Overseas aid doesn’t work. That’s the conclusion of a paper produced by the UKIP Parliamentary Resource Unit entitled Rethinking aid, freeing trade.
The paper is one in a series of discussion papers produced by the unit to contribute to policy debate and development, although it has not yet been adopted as a policy by the party. It is written by Simon Gordon.
The summary points out that the UK government is committed to spend 0.7 percent of Gross National Income on overseas aid and claims this has resulted in a significant real-terms increase in the aid budget. However, the budgets for other government departments have been cut, even as the demands on such departments as the NHS and social care are ballooning. The paper says that the government’s commitment to international aid ‘should not come at the expense of its basic obligations to British citizens and taxpayers’.

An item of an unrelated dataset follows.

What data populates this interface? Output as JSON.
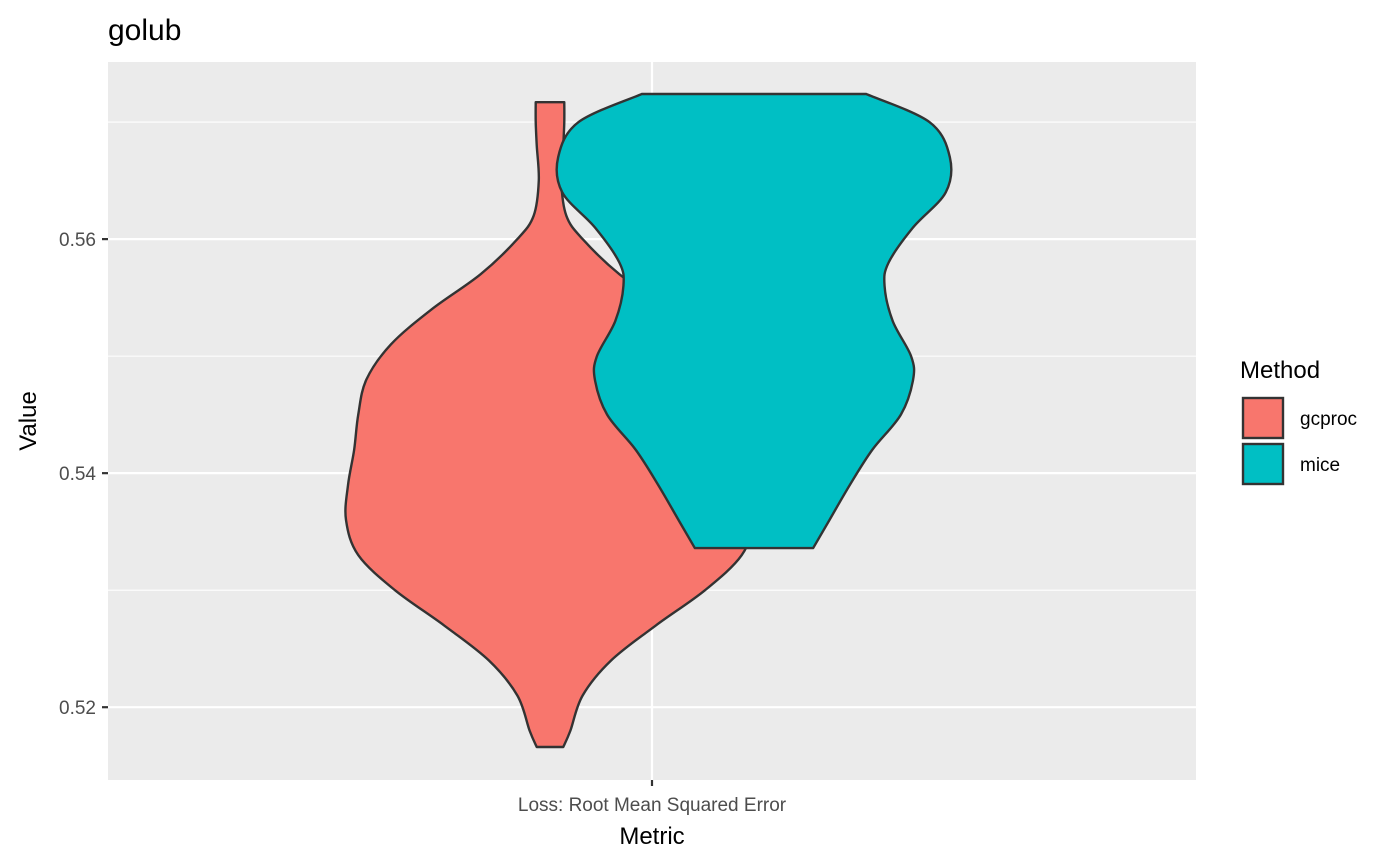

Research has found that out of the £7.7 billion given in aid in 2015, just £1.3 billion – 16.5 percent – actually went on humanitarian aid, including emergency response, reconstruction relief and disaster prevention. Almost half a billion pounds was spent on the admin costs of donors.
Much of the aid – £4.4 billion – went directly to multinational organisations in block funding and the paper points out that once this money has been delivered to these international agencies, it is no longer traceable and can be spent on just about anything the organisation wants, including its own administrative costs. This allows for almost limitless staff salaries and expenses. Over a billion pounds was given to the European Commission.
A good proportion of the aid was given to organisations whose job is to change political thinking, rather than helping poorer people. One such organisation is Oxfam which, according to the paper, ‘aims to challenge Western economic policies, rather than to alleviate poverty’. The government is in the process of giving Oxfam £64 million over five years.
Fair Trade is another beneficiary of aid. The organisations ‘seeks to change the behaviour of consumers’ but, says the paper, this may actually harm the developing world because a good proportion of its grant goes to the more developed countries. In addition, the paper says, ‘a substantial proportion of Fair Trade’s revenue is spent on administration costs’.
The paper quotes a 2014 report commissioned by the Department for International Development which was unable to find any evidence that Fair Trade had made a positive difference to the wages and working conditions of those employed in the production of the commodities produced and that in some cases Fair Trade producers are actually worse paid and treated than similar producers elsewhere.
Corruption is also covered by the paper, claiming that much of the aid never reaches its intended recipients because it is ‘misappropriate by corrupt governments’. And the organisations themselves are also criticised. In 2016, the International Development Association spent almost £2billion on administration and management – over half its total expenditure, and because of this the association could be one of those organisations that have become dependent on aid.
In his paper, Mr Gordon claims there is virtually no correlation between aid and economic growth, despite this being the aim of aid. ‘Development aid is supposed to promote economic and institutional progress; the danger is that, in reality, it does the opposite,’ says the paper. In his 2013 book The Great Escape, Prof Angus Deaton claims that if aid were transferred from rich countries directly to those who are living on the global poverty line, it would work. But large aid flows do exactly the opposite of what they are intended to do. Instead of developing their own economies, poor countries simply rely on the aid to provide what their population needs.
And another problem comes with our membership of the EU. The bloc has a very wide range of tariffs for imported goods, many of them applying to agricultural products. And the tariffs are more favourable for the least developed countries – good idea, you may think, but this simply encourages such countries not to develop any further as they see the prospect of having to pay higher tariffs as they develop. Brexit will provide an opportunity to negotiate free trade agreements with poorer countries without punishing them for growing their economies.
The paper, which is no more than a consultation document at present, suggests that UKIP would reduce the overall aid budget to about £2.5 billion while negotiating deals with developing countries. Spending on essential areas such as humanitarian issues and disease eradication would continue and health, education, water supplies and sanitation would also be considered. Those projects that may not receive so much funding would be governments and infrastructure.
The paper proposes we should:
1 Repeal the International Development (Official Development Assistance Target) Act 2015
2 Focus resources on emergency aid and disease eradication
3 Reduce the aid budget to £2.5 billion pa
4 Abolish trade barriers against the developing world post-Brexit
5 Offer assistance to developing countries to negotiate free trade deals.
In presenting the paper, the party’s foreign aid spokesman Lisa Duffy said: “I welcome this research by the UKIP PRU. For too long, our government has prioritised ineffective aid spending over its basic obligations to British citizens. That has to change, not just so we can help those struggling in our own country, but so we can act in the best interests of developing nations too.
“As this paper shows, an increasing body of evidence suggests that more aid is not the best path to prosperity for developing countries, but that more trade is.
“Decades of development aid have failed to grow poorer economies, but post-Brexit free trade deals will. It’s time to ditch the out-dated 0.7% aid spending target; relieve global poverty with a hand up, not a hand out; make cutting trade barriers with the developing world a priority; and fill the funding gaps in our own public services.”